Extracted from this filing and checked against the source text.
Governance Changes
SEC 8-K Item 5.03/5.05/5.06
confidence 0.9
iQSTEL Inc: Amended and Restated Certificate of Designation for Series B Preferred Stock to revise conversion provisions: permit conversion at any time upon five days' notice (previously only at end of 12-month term), reduce notice period from 60 to 5 days, and pay proportional accrued dividends upon conversion (effective 2026-06-17).
- Change
- charter amendment
- Effective
- 2026-06-17
Exact text from the filing
The Board of Directors of iQSTEL Inc. (the “Company”) approved, by unanimous written consent, an Amended and Restated Certificate of Designation for the Company’s Series B Preferred Stock (the “Amended COD”).
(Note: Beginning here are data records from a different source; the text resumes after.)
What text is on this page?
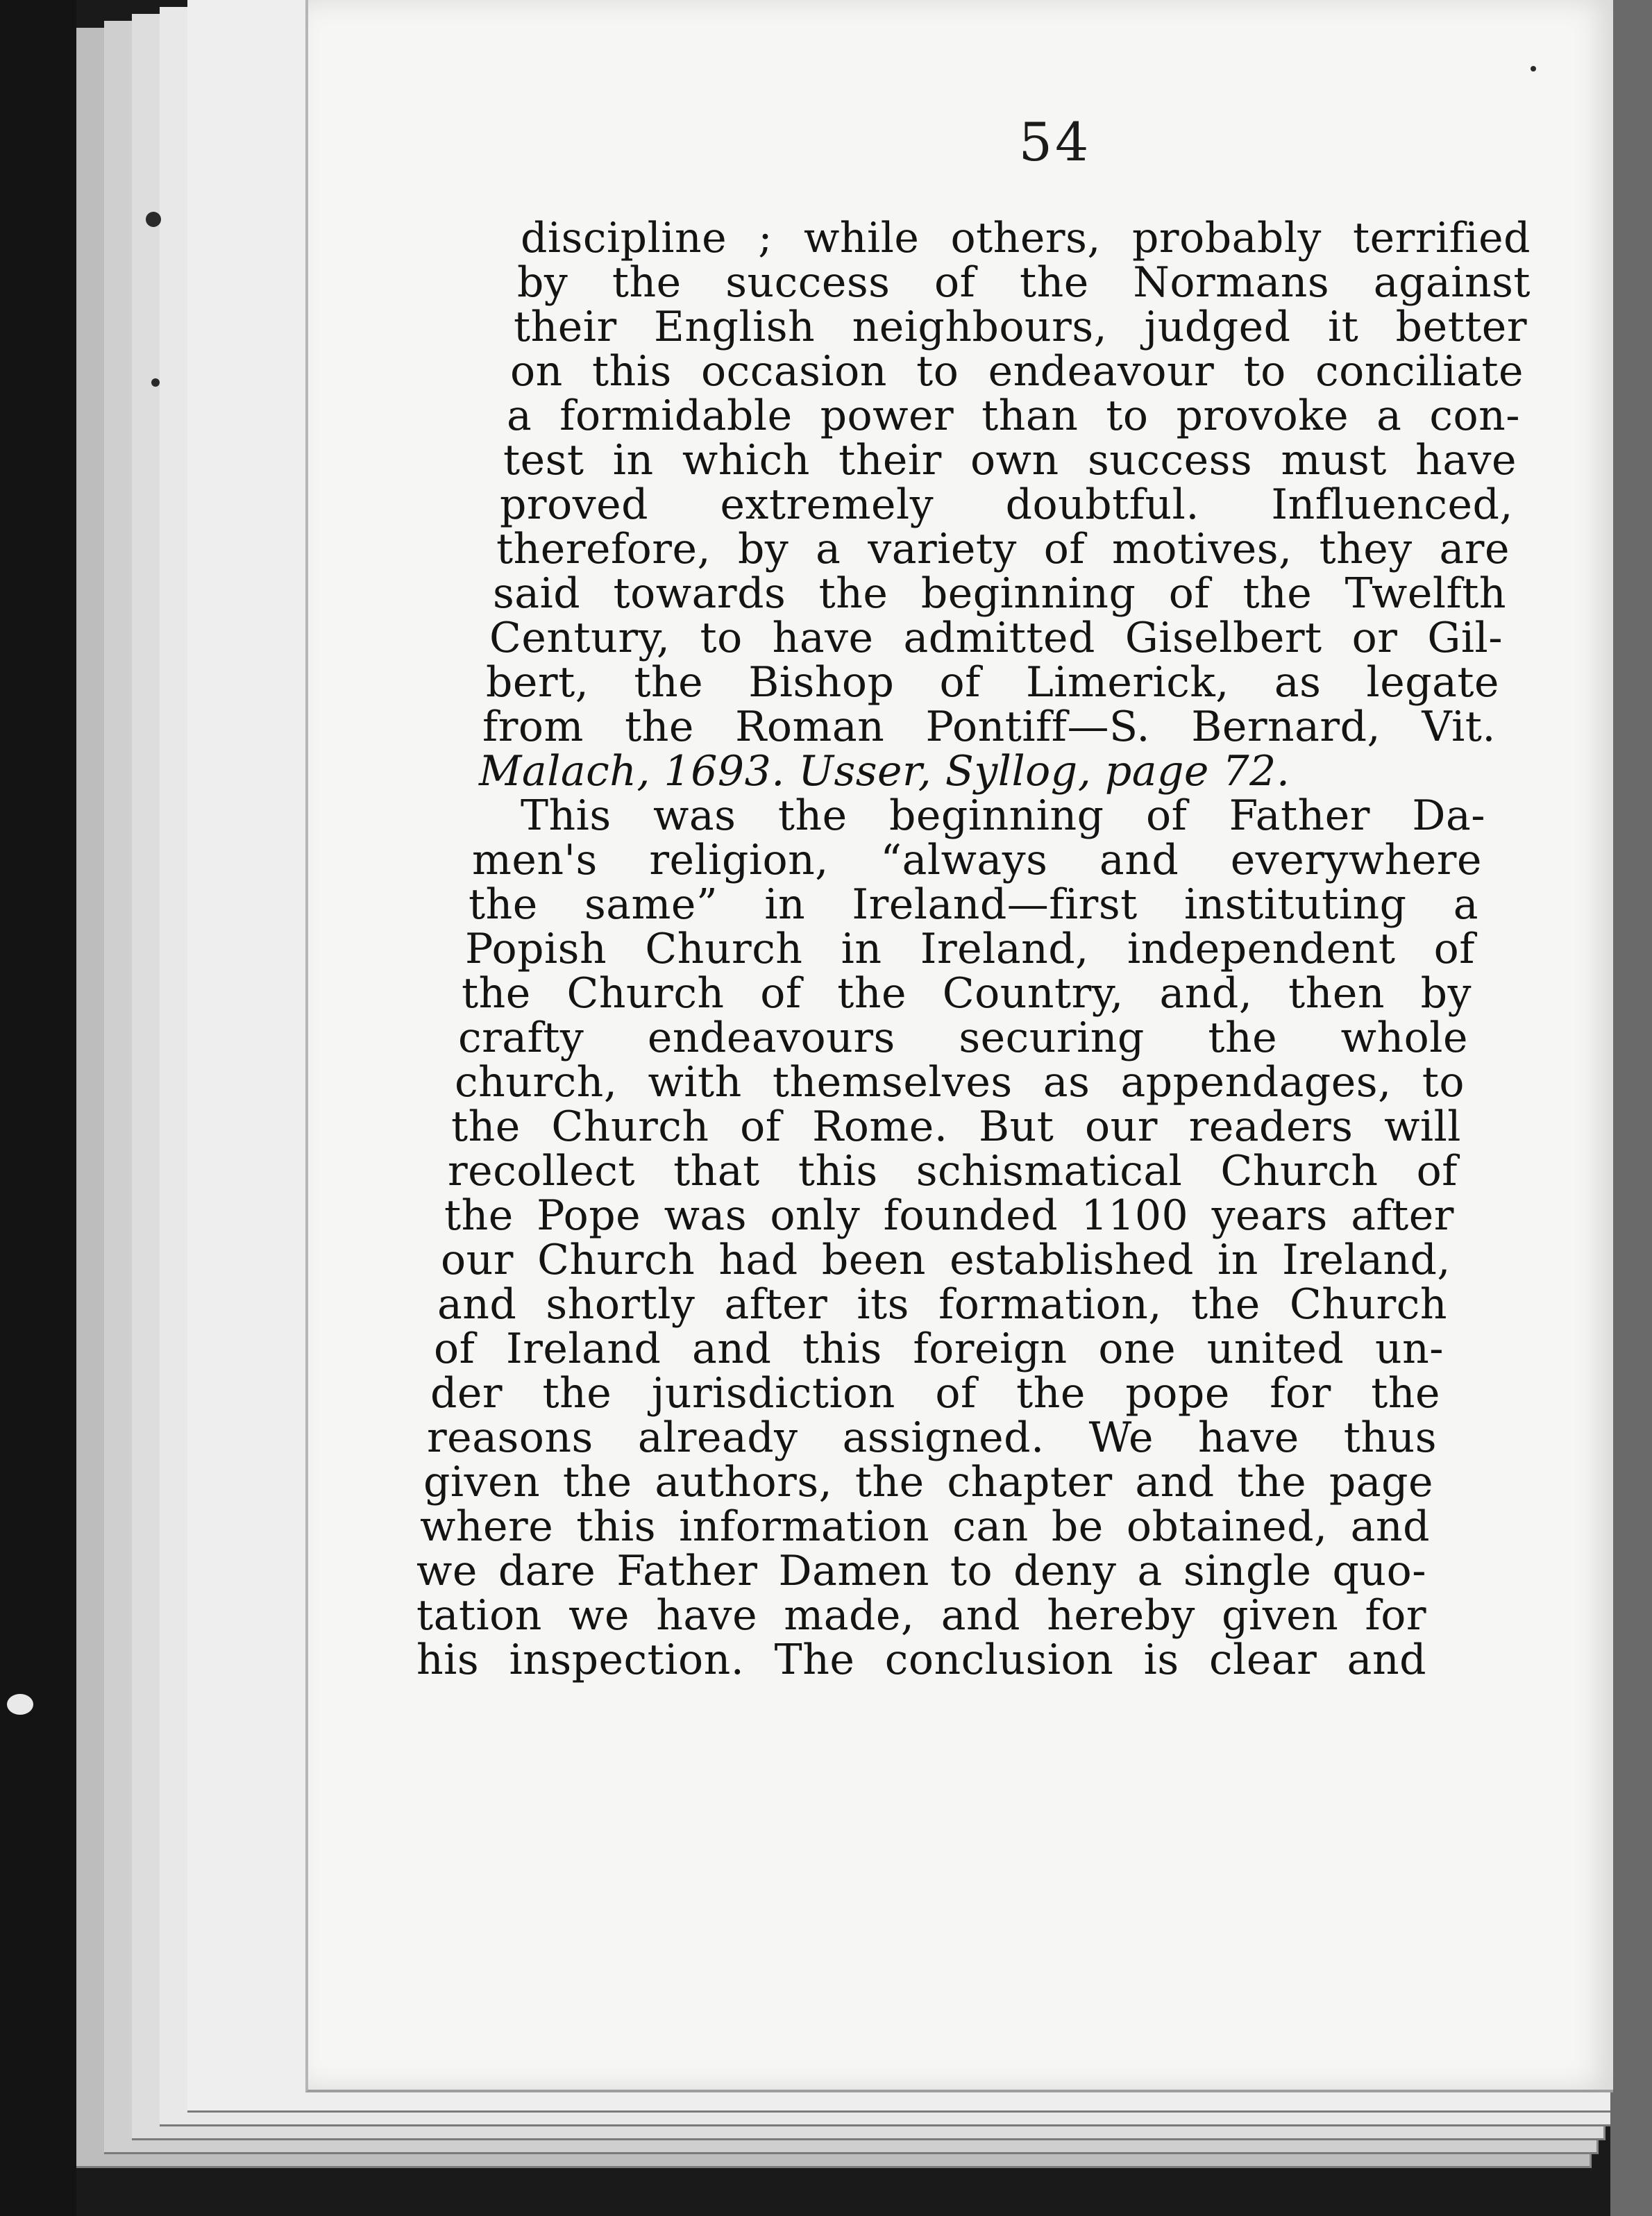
54
discipline ; while others, probably terrified
by the success of the Normans against
their English neighbours, judged it better
on this occasion to endeavour to conciliate
a formidable power than to provoke a con-
test in which their own success must have
proved extremely doubtful. Influenced,
therefore, by a variety of motives, they are
said towards the beginning of the Twelfth
Century, to have admitted Giselbert or Gil-
bert, the Bishop of Limerick, as legate
from the Roman Pontiff—S. Bernard, Vit.
Malach, 1693. Usser, Syllog, page 72.
This was the beginning of Father Da-
men's religion, “always and everywhere
the same” in Ireland—first instituting a
Popish Church in Ireland, independent of
the Church of the Country, and, then by
crafty endeavours securing the whole
church, with themselves as appendages, to
the Church of Rome. But our readers will
recollect that this schismatical Church of
the Pope was only founded 1100 years after
our Church had been established in Ireland,
and shortly after its formation, the Church
of Ireland and this foreign one united un-
der the jurisdiction of the pope for the
reasons already assigned. We have thus
given the authors, the chapter and the page
where this information can be obtained, and
we dare Father Damen to deny a single quo-
tation we have made, and hereby given for
his inspection. The conclusion is clear and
The Amended COD amends the Company’s prior Certificate of Designation of Series B Preferred Stock to revise the conversion provisions as follows: Permit holders of Series B Preferred Stock to convert their shares into shares of the Company’s common stock at any time upon five (5) days’ written notice to the Company (previously, conversion rights were exercisable only in connection with the end of a 12-month term following issuance); Reduce the required written notice period for conversion from sixty (60) days to five (5) days; and Provide that, upon conversion, the Company shall pay the converting holder the proportional accrued and unpaid dividends earned on the converted shares up to but not including the actual conversion date.